The walk back to her car was not as relaxing as she had hoped.  Each breath of fresh air was supposed to clean out a piece of her black, sticky shame.  But it only grew more pungent.  And more and more it appeared to rest on one particular X factor – it had to be him.  It had to be Mr. Wright.  The irony of his name elicited a chuckle, but came out more like a grunt of effort.  This is getting really old, she seethed, I don’t want to go through this any more.

 

Each person she complained to over the following week got a more exaggerated version of the story than the one before.  Sabrina heard it, but didn’t care.  If she had to pump it up to get people to see just how angry she was, then so be it.  But her friends were non-writers and nothing she said could make them understand.  The sympathy they offered was shallow and mechanical. 

As the week approached her class day, she didn’t know how she could go back.  Why bring another piece, she asked.  Why give him more ammunition?  But a failing grade terrified her more than the toxic feedback.  She forced herself to write another piece, shrouded in doubt and indignation.  I swear I’d almost rather die than keep going to this class, she thought, it’s like a slow suicide anyway.

 

Sabrina stepped into the classroom with a bag slightly heavier than usual.  She placed it carefully next to her chair and looked around her suspiciously.  The same old gang was back, chatting in their usual way.  Nothing seemed threatening to them.  She wished she could feel their ease.

“Hopefully he won’t show up,” Angela remarked with a smile.  Sabrina returned the smile forcefully and nodded.  You don’t know how much I agree, she thought.

But Mr.
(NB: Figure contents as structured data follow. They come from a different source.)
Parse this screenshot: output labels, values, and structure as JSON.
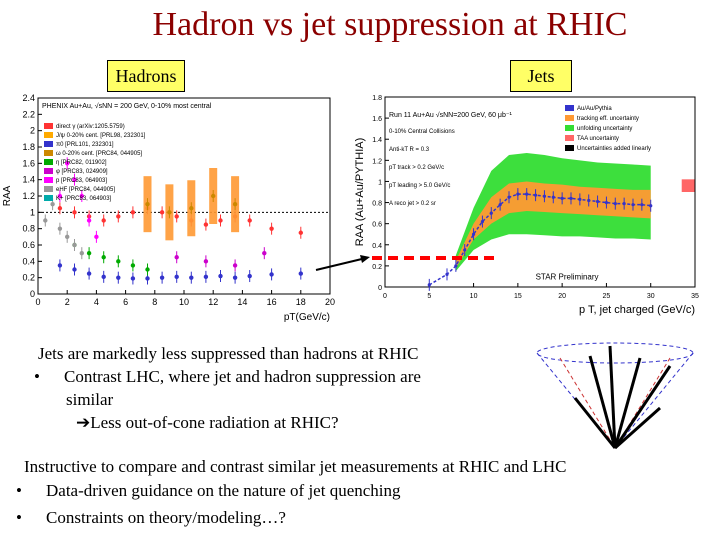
{
  "slide": {
    "title": "Hadron vs jet suppression at RHIC",
    "tag_hadrons": "Hadrons",
    "tag_jets": "Jets",
    "bullets": {
      "line1": "Jets are markedly  less suppressed than hadrons at RHIC",
      "bullet_char": "•",
      "line2": "Contrast LHC, where jet and hadron suppression are",
      "line3": "similar",
      "arrow": "➔",
      "line4": "Less out-of-cone radiation at RHIC?",
      "line5": "Instructive to compare and contrast similar jet measurements at RHIC and LHC",
      "line6": "Data-driven guidance on the nature of jet quenching",
      "line7": "Constraints on theory/modeling…?"
    },
    "colors": {
      "title": "#8b0000",
      "tag_bg": "#ffff66",
      "arrow_line": "#000000",
      "dashed_red": "#ff0000"
    }
  },
  "chart_data": [
    {
      "type": "scatter",
      "title": "",
      "xlabel": "pT(GeV/c)",
      "ylabel": "RAA",
      "xlim": [
        0,
        20
      ],
      "ylim": [
        0,
        2.4
      ],
      "grid": false,
      "xticks": [
        0,
        2,
        4,
        6,
        8,
        10,
        12,
        14,
        16,
        18,
        20
      ],
      "yticks": [
        0,
        0.2,
        0.4,
        0.6,
        0.8,
        1,
        1.2,
        1.4,
        1.6,
        1.8,
        2,
        2.2,
        2.4
      ],
      "reference_line": 1,
      "header": "PHENIX  Au+Au, √sNN = 200 GeV, 0-10% most central",
      "legend": [
        {
          "label": "direct γ (arXiv:1205.5759)",
          "color": "#ff3333"
        },
        {
          "label": "J/ψ 0-20% cent. [PRL98, 232301]",
          "color": "#ffaa00"
        },
        {
          "label": "π0 [PRL101, 232301]",
          "color": "#3333cc"
        },
        {
          "label": "ω 0-20% cent. [PRC84, 044905]",
          "color": "#cc8800"
        },
        {
          "label": "η [PRC82, 011902]",
          "color": "#00aa00"
        },
        {
          "label": "φ [PRC83, 024909]",
          "color": "#cc00cc"
        },
        {
          "label": "p [PRC83, 064903]",
          "color": "#ff00ff"
        },
        {
          "label": "eHF [PRC84, 044905]",
          "color": "#999999"
        },
        {
          "label": "K+ [PRC83, 064903]",
          "color": "#00aaaa"
        }
      ],
      "series": [
        {
          "name": "π0",
          "color": "#3333cc",
          "x": [
            1.5,
            2.5,
            3.5,
            4.5,
            5.5,
            6.5,
            7.5,
            8.5,
            9.5,
            10.5,
            11.5,
            12.5,
            13.5,
            14.5,
            16,
            18
          ],
          "values": [
            0.35,
            0.3,
            0.25,
            0.21,
            0.2,
            0.19,
            0.19,
            0.2,
            0.21,
            0.2,
            0.21,
            0.22,
            0.2,
            0.22,
            0.24,
            0.25
          ]
        },
        {
          "name": "direct γ",
          "color": "#ff3333",
          "x": [
            1.5,
            2.5,
            3.5,
            4.5,
            5.5,
            6.5,
            7.5,
            8.5,
            9.5,
            10.5,
            11.5,
            12.5,
            13.5,
            14.5,
            16,
            18
          ],
          "values": [
            1.05,
            1.0,
            0.95,
            0.9,
            0.95,
            1.0,
            1.05,
            1.0,
            0.95,
            0.9,
            0.85,
            0.9,
            0.95,
            0.9,
            0.8,
            0.75
          ]
        },
        {
          "name": "ω 0-20% cent.",
          "color": "#cc8800",
          "x": [
            7.5,
            9,
            10.5,
            12,
            13.5
          ],
          "values": [
            1.1,
            1.0,
            1.05,
            1.2,
            1.1
          ]
        },
        {
          "name": "η",
          "color": "#00aa00",
          "x": [
            2.5,
            3.5,
            4.5,
            5.5,
            6.5,
            7.5
          ],
          "values": [
            0.6,
            0.5,
            0.45,
            0.4,
            0.35,
            0.3
          ]
        },
        {
          "name": "eHF",
          "color": "#999999",
          "x": [
            0.5,
            1,
            1.5,
            2,
            2.5,
            3
          ],
          "values": [
            0.9,
            1.1,
            0.8,
            0.7,
            0.6,
            0.5
          ]
        },
        {
          "name": "p",
          "color": "#ff00ff",
          "x": [
            1.5,
            2,
            2.5,
            3,
            3.5,
            4
          ],
          "values": [
            1.2,
            1.6,
            1.4,
            1.2,
            0.9,
            0.7
          ]
        },
        {
          "name": "φ",
          "color": "#cc00cc",
          "x": [
            9.5,
            11.5,
            13.5,
            15.5
          ],
          "values": [
            0.45,
            0.4,
            0.35,
            0.5
          ]
        }
      ]
    },
    {
      "type": "line",
      "title": "Run 11 Au+Au √sNN=200 GeV, 60 μb⁻¹",
      "xlabel": "p T, jet charged (GeV/c)",
      "ylabel": "RAA (Au+Au/PYTHIA)",
      "xlim": [
        0,
        35
      ],
      "ylim": [
        0,
        1.8
      ],
      "grid": false,
      "xticks": [
        0,
        5,
        10,
        15,
        20,
        25,
        30,
        35
      ],
      "yticks": [
        0,
        0.2,
        0.4,
        0.6,
        0.8,
        1,
        1.2,
        1.4,
        1.6,
        1.8
      ],
      "annotations": [
        "0-10% Central Collisions",
        "Anti-kT R = 0.3",
        "pT track > 0.2 GeV/c",
        "pT leading > 5.0 GeV/c",
        "A reco jet > 0.2 sr",
        "STAR Preliminary"
      ],
      "legend": [
        {
          "label": "Au/Au/Pythia",
          "color": "#3333cc"
        },
        {
          "label": "tracking eff. uncertainty",
          "color": "#ff9933"
        },
        {
          "label": "unfolding uncertainty",
          "color": "#33dd33"
        },
        {
          "label": "TAA uncertainty",
          "color": "#ff6666"
        },
        {
          "label": "Uncertainties added linearly",
          "color": "#000000"
        }
      ],
      "series": [
        {
          "name": "Au/Au/Pythia",
          "color": "#3333cc",
          "x": [
            5,
            7,
            8,
            9,
            10,
            11,
            12,
            13,
            14,
            15,
            16,
            17,
            18,
            19,
            20,
            21,
            22,
            23,
            24,
            25,
            26,
            27,
            28,
            29,
            30
          ],
          "values": [
            0.02,
            0.12,
            0.2,
            0.35,
            0.5,
            0.62,
            0.7,
            0.78,
            0.85,
            0.88,
            0.88,
            0.87,
            0.86,
            0.85,
            0.84,
            0.84,
            0.83,
            0.82,
            0.81,
            0.8,
            0.79,
            0.79,
            0.78,
            0.78,
            0.77
          ]
        },
        {
          "name": "unfolding uncertainty upper",
          "color": "#33dd33",
          "x": [
            8,
            10,
            12,
            14,
            16,
            18,
            20,
            22,
            24,
            26,
            28,
            30
          ],
          "values": [
            0.3,
            0.75,
            1.1,
            1.25,
            1.27,
            1.25,
            1.22,
            1.2,
            1.18,
            1.17,
            1.16,
            1.15
          ]
        },
        {
          "name": "unfolding uncertainty lower",
          "color": "#33dd33",
          "x": [
            8,
            10,
            12,
            14,
            16,
            18,
            20,
            22,
            24,
            26,
            28,
            30
          ],
          "values": [
            0.15,
            0.35,
            0.45,
            0.5,
            0.5,
            0.49,
            0.48,
            0.48,
            0.47,
            0.46,
            0.46,
            0.45
          ]
        },
        {
          "name": "tracking eff. uncertainty upper",
          "color": "#ff9933",
          "x": [
            8,
            10,
            12,
            14,
            16,
            18,
            20,
            22,
            24,
            26,
            28,
            30
          ],
          "values": [
            0.25,
            0.6,
            0.85,
            0.98,
            1.0,
            0.98,
            0.97,
            0.95,
            0.94,
            0.93,
            0.92,
            0.92
          ]
        },
        {
          "name": "tracking eff. uncertainty lower",
          "color": "#ff9933",
          "x": [
            8,
            10,
            12,
            14,
            16,
            18,
            20,
            22,
            24,
            26,
            28,
            30
          ],
          "values": [
            0.18,
            0.45,
            0.6,
            0.7,
            0.72,
            0.71,
            0.7,
            0.69,
            0.68,
            0.67,
            0.66,
            0.65
          ]
        }
      ]
    }
  ]
}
Wright finally did arrive and class commenced.  Sabrina moved her bag into her lap and held it there, hugging it like a comforting teddy bear.  It was an odd gesture, but one that went largely unnoticed by peers and instructors alike, just as she had hoped.
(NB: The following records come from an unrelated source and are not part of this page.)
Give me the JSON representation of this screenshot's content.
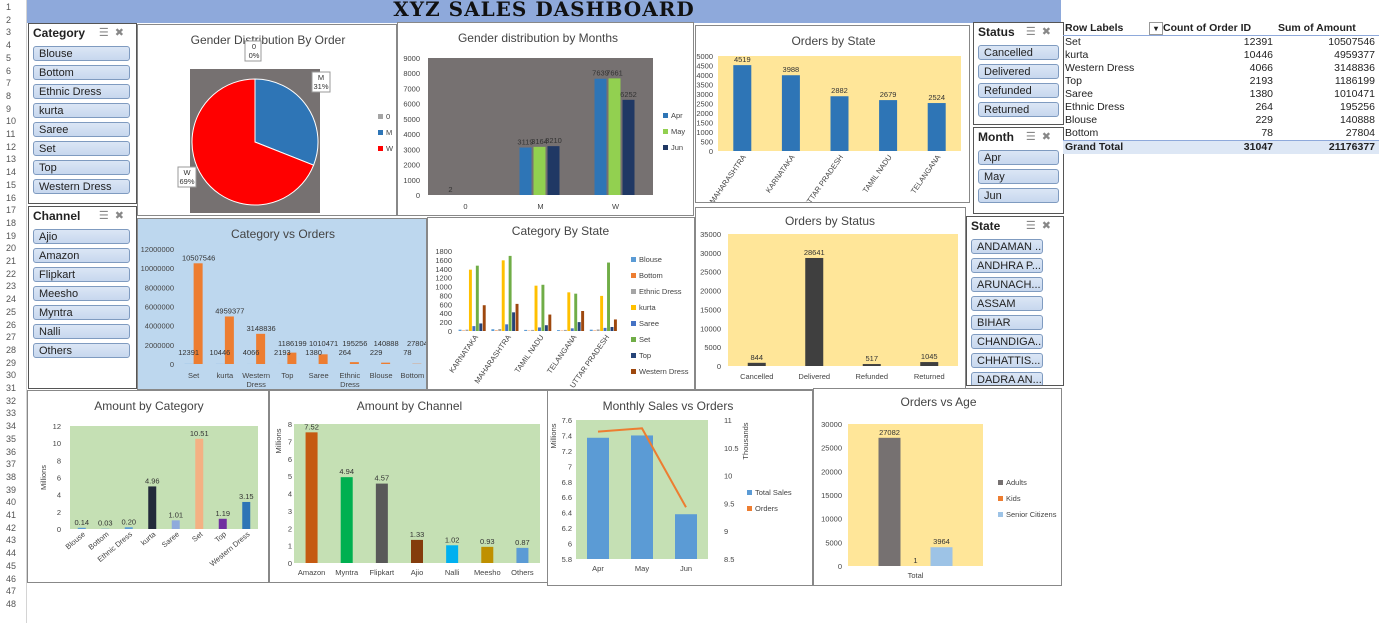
{
  "dashboard_title": "XYZ SALES DASHBOARD",
  "row_numbers": [
    "1",
    "2",
    "3",
    "4",
    "5",
    "6",
    "7",
    "8",
    "9",
    "10",
    "11",
    "12",
    "13",
    "14",
    "15",
    "16",
    "17",
    "18",
    "19",
    "20",
    "21",
    "22",
    "23",
    "24",
    "25",
    "26",
    "27",
    "28",
    "29",
    "30",
    "31",
    "32",
    "33",
    "34",
    "35",
    "36",
    "37",
    "38",
    "39",
    "40",
    "41",
    "42",
    "43",
    "44",
    "45",
    "46",
    "47",
    "48"
  ],
  "slicers": {
    "category": {
      "title": "Category",
      "items": [
        "Blouse",
        "Bottom",
        "Ethnic Dress",
        "kurta",
        "Saree",
        "Set",
        "Top",
        "Western Dress"
      ]
    },
    "channel": {
      "title": "Channel",
      "items": [
        "Ajio",
        "Amazon",
        "Flipkart",
        "Meesho",
        "Myntra",
        "Nalli",
        "Others"
      ]
    },
    "status": {
      "title": "Status",
      "items": [
        "Cancelled",
        "Delivered",
        "Refunded",
        "Returned"
      ]
    },
    "month": {
      "title": "Month",
      "items": [
        "Apr",
        "May",
        "Jun"
      ]
    },
    "state": {
      "title": "State",
      "items": [
        "ANDAMAN ...",
        "ANDHRA P...",
        "ARUNACH...",
        "ASSAM",
        "BIHAR",
        "CHANDIGA...",
        "CHHATTIS...",
        "DADRA AN..."
      ]
    }
  },
  "pivot": {
    "headers": [
      "Row Labels",
      "Count of Order ID",
      "Sum of Amount"
    ],
    "rows": [
      [
        "Set",
        "12391",
        "10507546"
      ],
      [
        "kurta",
        "10446",
        "4959377"
      ],
      [
        "Western Dress",
        "4066",
        "3148836"
      ],
      [
        "Top",
        "2193",
        "1186199"
      ],
      [
        "Saree",
        "1380",
        "1010471"
      ],
      [
        "Ethnic Dress",
        "264",
        "195256"
      ],
      [
        "Blouse",
        "229",
        "140888"
      ],
      [
        "Bottom",
        "78",
        "27804"
      ]
    ],
    "total": [
      "Grand Total",
      "31047",
      "21176377"
    ]
  },
  "chart_data": [
    {
      "id": "gender_pie",
      "type": "pie",
      "title": "Gender Distribution By Order",
      "categories": [
        "0",
        "M",
        "W"
      ],
      "values": [
        0,
        31,
        69
      ],
      "colors": [
        "#a5a5a5",
        "#2e75b6",
        "#ff0000"
      ],
      "labels": [
        "0\n0%",
        "M\n31%",
        "W\n69%"
      ],
      "legend": "right"
    },
    {
      "id": "gender_month",
      "type": "bar",
      "title": "Gender distribution by Months",
      "categories": [
        "0",
        "M",
        "W"
      ],
      "ylim": [
        0,
        9000
      ],
      "yticks": [
        0,
        1000,
        2000,
        3000,
        4000,
        5000,
        6000,
        7000,
        8000,
        9000
      ],
      "series": [
        {
          "name": "Apr",
          "values": [
            2,
            3119,
            7639
          ],
          "color": "#2e75b6"
        },
        {
          "name": "May",
          "values": [
            0,
            3164,
            7661
          ],
          "color": "#92d050"
        },
        {
          "name": "Jun",
          "values": [
            0,
            3210,
            6252
          ],
          "color": "#203864"
        }
      ],
      "data_labels": [
        "2",
        "",
        "",
        "3119",
        "3164",
        "3210",
        "7639",
        "7661",
        "6252"
      ]
    },
    {
      "id": "orders_state",
      "type": "bar",
      "title": "Orders by State",
      "categories": [
        "MAHARASHTRA",
        "KARNATAKA",
        "UTTAR PRADESH",
        "TAMIL NADU",
        "TELANGANA"
      ],
      "values": [
        4519,
        3988,
        2882,
        2679,
        2524
      ],
      "ylim": [
        0,
        5000
      ],
      "yticks": [
        0,
        500,
        1000,
        1500,
        2000,
        2500,
        3000,
        3500,
        4000,
        4500,
        5000
      ]
    },
    {
      "id": "category_orders",
      "type": "bar",
      "title": "Category vs Orders",
      "categories": [
        "Set",
        "kurta",
        "Western Dress",
        "Top",
        "Saree",
        "Ethnic Dress",
        "Blouse",
        "Bottom"
      ],
      "series": [
        {
          "name": "Count of Order ID",
          "values": [
            12391,
            10446,
            4066,
            2193,
            1380,
            264,
            229,
            78
          ]
        },
        {
          "name": "Sum of Amount",
          "values": [
            10507546,
            4959377,
            3148836,
            1186199,
            1010471,
            195256,
            140888,
            27804
          ]
        }
      ],
      "ylim": [
        0,
        12000000
      ],
      "yticks": [
        0,
        2000000,
        4000000,
        6000000,
        8000000,
        10000000,
        12000000
      ]
    },
    {
      "id": "category_state",
      "type": "bar",
      "title": "Category By State",
      "categories": [
        "KARNATAKA",
        "MAHARASHTRA",
        "TAMIL NADU",
        "TELANGANA",
        "UTTAR PRADESH"
      ],
      "ylim": [
        0,
        1800
      ],
      "yticks": [
        0,
        200,
        400,
        600,
        800,
        1000,
        1200,
        1400,
        1600,
        1800
      ],
      "series": [
        {
          "name": "Blouse",
          "values": [
            30,
            40,
            25,
            20,
            30
          ],
          "color": "#5b9bd5"
        },
        {
          "name": "Bottom",
          "values": [
            10,
            12,
            8,
            8,
            10
          ],
          "color": "#ed7d31"
        },
        {
          "name": "Ethnic Dress",
          "values": [
            30,
            45,
            25,
            25,
            35
          ],
          "color": "#a5a5a5"
        },
        {
          "name": "kurta",
          "values": [
            1380,
            1590,
            1020,
            870,
            790
          ],
          "color": "#ffc000"
        },
        {
          "name": "Saree",
          "values": [
            110,
            150,
            80,
            60,
            70
          ],
          "color": "#4472c4"
        },
        {
          "name": "Set",
          "values": [
            1470,
            1690,
            1040,
            840,
            1540
          ],
          "color": "#70ad47"
        },
        {
          "name": "Top",
          "values": [
            170,
            420,
            130,
            200,
            90
          ],
          "color": "#264478"
        },
        {
          "name": "Western Dress",
          "values": [
            580,
            610,
            370,
            450,
            260
          ],
          "color": "#9e480e"
        }
      ]
    },
    {
      "id": "orders_status",
      "type": "bar",
      "title": "Orders by Status",
      "categories": [
        "Cancelled",
        "Delivered",
        "Refunded",
        "Returned"
      ],
      "values": [
        844,
        28641,
        517,
        1045
      ],
      "ylim": [
        0,
        35000
      ],
      "yticks": [
        0,
        5000,
        10000,
        15000,
        20000,
        25000,
        30000,
        35000
      ]
    },
    {
      "id": "amount_category",
      "type": "bar",
      "title": "Amount by Category",
      "ylabel": "Millions",
      "categories": [
        "Blouse",
        "Bottom",
        "Ethnic Dress",
        "kurta",
        "Saree",
        "Set",
        "Top",
        "Western Dress"
      ],
      "values": [
        0.14,
        0.03,
        0.2,
        4.96,
        1.01,
        10.51,
        1.19,
        3.15
      ],
      "colors": [
        "#5b9bd5",
        "#5b9bd5",
        "#5b9bd5",
        "#232a3b",
        "#8faadc",
        "#f4b183",
        "#7030a0",
        "#2e75b6"
      ],
      "ylim": [
        0,
        12
      ],
      "yticks": [
        0,
        2,
        4,
        6,
        8,
        10,
        12
      ]
    },
    {
      "id": "amount_channel",
      "type": "bar",
      "title": "Amount by Channel",
      "ylabel": "Millions",
      "categories": [
        "Amazon",
        "Myntra",
        "Flipkart",
        "Ajio",
        "Nalli",
        "Meesho",
        "Others"
      ],
      "values": [
        7.52,
        4.94,
        4.57,
        1.33,
        1.02,
        0.93,
        0.87
      ],
      "colors": [
        "#c55a11",
        "#00b050",
        "#595959",
        "#843c0c",
        "#00b0f0",
        "#bf9000",
        "#5b9bd5"
      ],
      "ylim": [
        0,
        8
      ],
      "yticks": [
        0,
        1,
        2,
        3,
        4,
        5,
        6,
        7,
        8
      ]
    },
    {
      "id": "monthly_sales",
      "type": "bar+line",
      "title": "Monthly Sales vs Orders",
      "categories": [
        "Apr",
        "May",
        "Jun"
      ],
      "series": [
        {
          "name": "Total Sales",
          "axis": "Millions",
          "values": [
            7.37,
            7.4,
            6.38
          ],
          "color": "#5b9bd5"
        },
        {
          "name": "Orders",
          "axis": "Thousands",
          "values": [
            10.79,
            10.85,
            9.43
          ],
          "color": "#ed7d31"
        }
      ],
      "ylim": [
        5.8,
        7.6
      ],
      "yticks": [
        5.8,
        6,
        6.2,
        6.4,
        6.6,
        6.8,
        7,
        7.2,
        7.4,
        7.6
      ],
      "y2lim": [
        8.5,
        11
      ],
      "y2ticks": [
        8.5,
        9,
        9.5,
        10,
        10.5,
        11
      ],
      "ylabel": "Millions",
      "y2label": "Thousands"
    },
    {
      "id": "orders_age",
      "type": "bar",
      "title": "Orders vs Age",
      "categories": [
        "Total"
      ],
      "series": [
        {
          "name": "Adults",
          "values": [
            27082
          ],
          "color": "#767171"
        },
        {
          "name": "Kids",
          "values": [
            1
          ],
          "color": "#ed7d31"
        },
        {
          "name": "Senior Citizens",
          "values": [
            3964
          ],
          "color": "#9dc3e6"
        }
      ],
      "ylim": [
        0,
        30000
      ],
      "yticks": [
        0,
        5000,
        10000,
        15000,
        20000,
        25000,
        30000
      ]
    }
  ]
}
Her breath was labored; her whole body was shaking so hard she was sure someone would notice.  She gave them ten minutes to take heed.  But they didn’t.  With a big, shaky inhalation, Sabrina opened her bag and began to search for something.  She was staring right at it, but continued the fruitful search for show.  Her eyes could not fight the attraction of the object, she was fixated.  Eventually, he’d call her name to get her attention.  She couldn’t wait that long.

The moment, from when the single-action revolver was taken from her bag, to when it was cocked then aimed, seemed to last forever.  Sabrina was puzzled by the lack of reaction.  But there was no going back once the weapon was in plain sight – it would all be for naught.
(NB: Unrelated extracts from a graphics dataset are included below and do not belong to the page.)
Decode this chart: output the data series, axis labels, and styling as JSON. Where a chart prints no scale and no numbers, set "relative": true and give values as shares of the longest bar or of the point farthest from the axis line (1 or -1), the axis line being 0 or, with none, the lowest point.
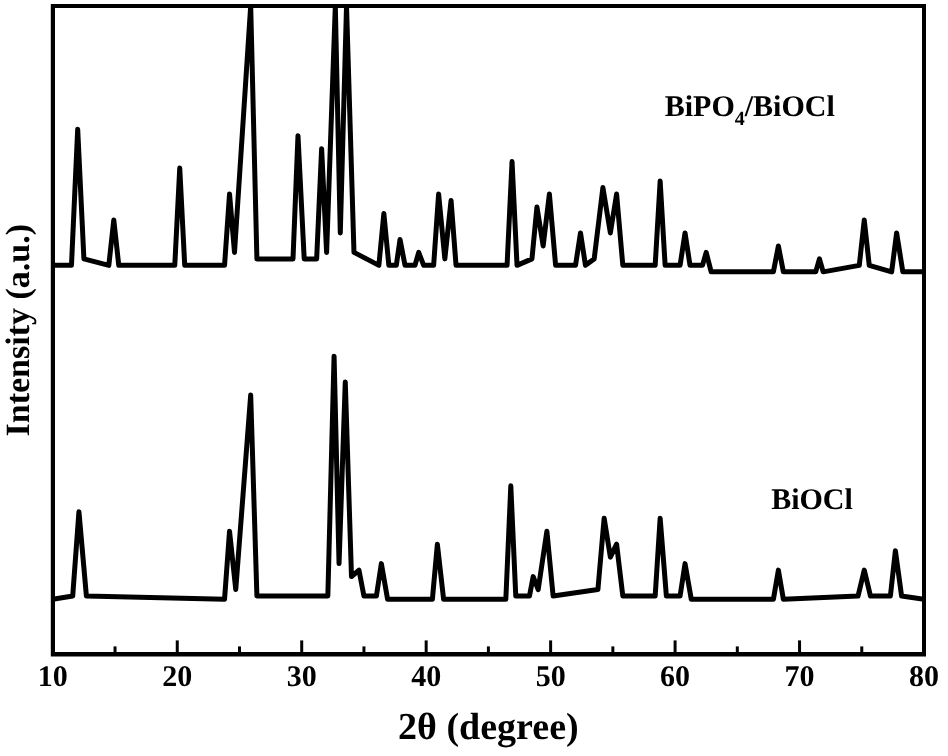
{
  "chart_data": {
    "type": "line",
    "relative": true,
    "xlabel": "2θ (degree)",
    "ylabel": "Intensity (a.u.)",
    "xlim": [
      10,
      80
    ],
    "xticks": [
      10,
      {
        "value": 15,
        "label": null
      },
      20,
      {
        "value": 25,
        "label": null
      },
      30,
      {
        "value": 35,
        "label": null
      },
      40,
      {
        "value": 45,
        "label": null
      },
      50,
      {
        "value": 55,
        "label": null
      },
      60,
      {
        "value": 65,
        "label": null
      },
      70,
      {
        "value": 75,
        "label": null
      },
      80
    ],
    "tick_labels": "x",
    "grid": false,
    "legend": false,
    "marker": "none",
    "line_style": "solid",
    "series": [
      {
        "name": "BiPO$_{4}$/BiOCl",
        "color": "#000000",
        "x": [
          10,
          11.5,
          12.0,
          12.5,
          14.5,
          14.9,
          15.3,
          19.8,
          20.2,
          20.6,
          23.8,
          24.2,
          24.6,
          25.9,
          26.4,
          29.3,
          29.7,
          30.2,
          31.2,
          31.6,
          32.0,
          32.7,
          33.1,
          33.6,
          34.2,
          36.2,
          36.6,
          37.0,
          37.6,
          37.9,
          38.3,
          39.1,
          39.4,
          39.8,
          40.6,
          41.0,
          41.5,
          42.0,
          42.4,
          46.5,
          46.9,
          47.3,
          48.5,
          48.9,
          49.4,
          49.9,
          50.4,
          52.0,
          52.4,
          52.8,
          53.5,
          54.2,
          54.8,
          55.3,
          55.8,
          58.4,
          58.8,
          59.2,
          60.4,
          60.8,
          61.2,
          62.2,
          62.5,
          62.9,
          67.9,
          68.3,
          68.7,
          71.3,
          71.6,
          71.9,
          74.8,
          75.2,
          75.6,
          77.4,
          77.8,
          78.3,
          80
        ],
        "values": [
          0.6,
          0.6,
          0.81,
          0.61,
          0.6,
          0.67,
          0.6,
          0.6,
          0.75,
          0.6,
          0.6,
          0.71,
          0.62,
          1.0,
          0.61,
          0.61,
          0.8,
          0.61,
          0.61,
          0.78,
          0.62,
          1.0,
          0.65,
          1.0,
          0.62,
          0.6,
          0.68,
          0.6,
          0.6,
          0.64,
          0.6,
          0.6,
          0.62,
          0.6,
          0.6,
          0.71,
          0.61,
          0.7,
          0.6,
          0.6,
          0.76,
          0.6,
          0.61,
          0.69,
          0.63,
          0.71,
          0.6,
          0.6,
          0.65,
          0.6,
          0.61,
          0.72,
          0.65,
          0.71,
          0.6,
          0.6,
          0.73,
          0.6,
          0.6,
          0.65,
          0.6,
          0.6,
          0.62,
          0.59,
          0.59,
          0.63,
          0.59,
          0.59,
          0.61,
          0.59,
          0.6,
          0.67,
          0.6,
          0.59,
          0.65,
          0.59,
          0.59
        ]
      },
      {
        "name": "BiOCl",
        "color": "#000000",
        "x": [
          10,
          11.6,
          12.1,
          12.7,
          23.8,
          24.2,
          24.7,
          25.9,
          26.4,
          32.1,
          32.6,
          33.0,
          33.5,
          34.0,
          34.6,
          35.0,
          36.0,
          36.4,
          36.9,
          40.5,
          40.9,
          41.4,
          46.4,
          46.8,
          47.2,
          48.3,
          48.6,
          49.0,
          49.7,
          50.2,
          53.8,
          54.3,
          54.8,
          55.3,
          55.8,
          58.4,
          58.8,
          59.3,
          60.4,
          60.8,
          61.3,
          67.9,
          68.3,
          68.7,
          74.7,
          75.2,
          75.7,
          77.3,
          77.7,
          78.2,
          80
        ],
        "values": [
          0.085,
          0.09,
          0.22,
          0.09,
          0.085,
          0.19,
          0.1,
          0.4,
          0.09,
          0.09,
          0.46,
          0.14,
          0.42,
          0.12,
          0.13,
          0.09,
          0.09,
          0.14,
          0.085,
          0.085,
          0.17,
          0.085,
          0.085,
          0.26,
          0.09,
          0.09,
          0.12,
          0.1,
          0.19,
          0.09,
          0.1,
          0.21,
          0.15,
          0.17,
          0.09,
          0.09,
          0.21,
          0.09,
          0.09,
          0.14,
          0.085,
          0.085,
          0.13,
          0.085,
          0.09,
          0.13,
          0.09,
          0.09,
          0.16,
          0.09,
          0.085
        ]
      }
    ]
  }
}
The first shot startled her as badly as it did everyone else.  At the firing range she had used padded headphones to mute the noise.  It never occurred to her it could be this deafening.  By the time she squeezed off the second shot, students were diving under their desks.  Sabrina let go of the gun and dropped down under her own desk, head down, arms locked behind her head.

There was panting in the silence.  No one wanted to be the first to stand up.  Sabrina looked from left to right, examining her peers.  No one seemed to be looking at her.  Were they unaware that she was the shooter?  Finally, a guy by the door raised himself slowly, peering over the instructor’s desk, terrified of what he would find.

“I-You…what!?”

This unexpected reaction brought nearly everyone to their feet.  Mr. Wright was sitting in his chair, two holes in his shirt.  But there was no blood.  He looked to be in pain, but not in a serious way.  Sabrina shared in the shock and disbelief.  But there was an angry disappointment that bubbled to the surface.

If no one else, Mr. Wright knew it had been her.  Hunched over he was looking her straight in the eye.  To answer the burning question, he raised his shirt to reveal a Kevlar vest.

“What?” he said in response to Sabrina’s wide-eyed stare, “Did you think you were the first to try?”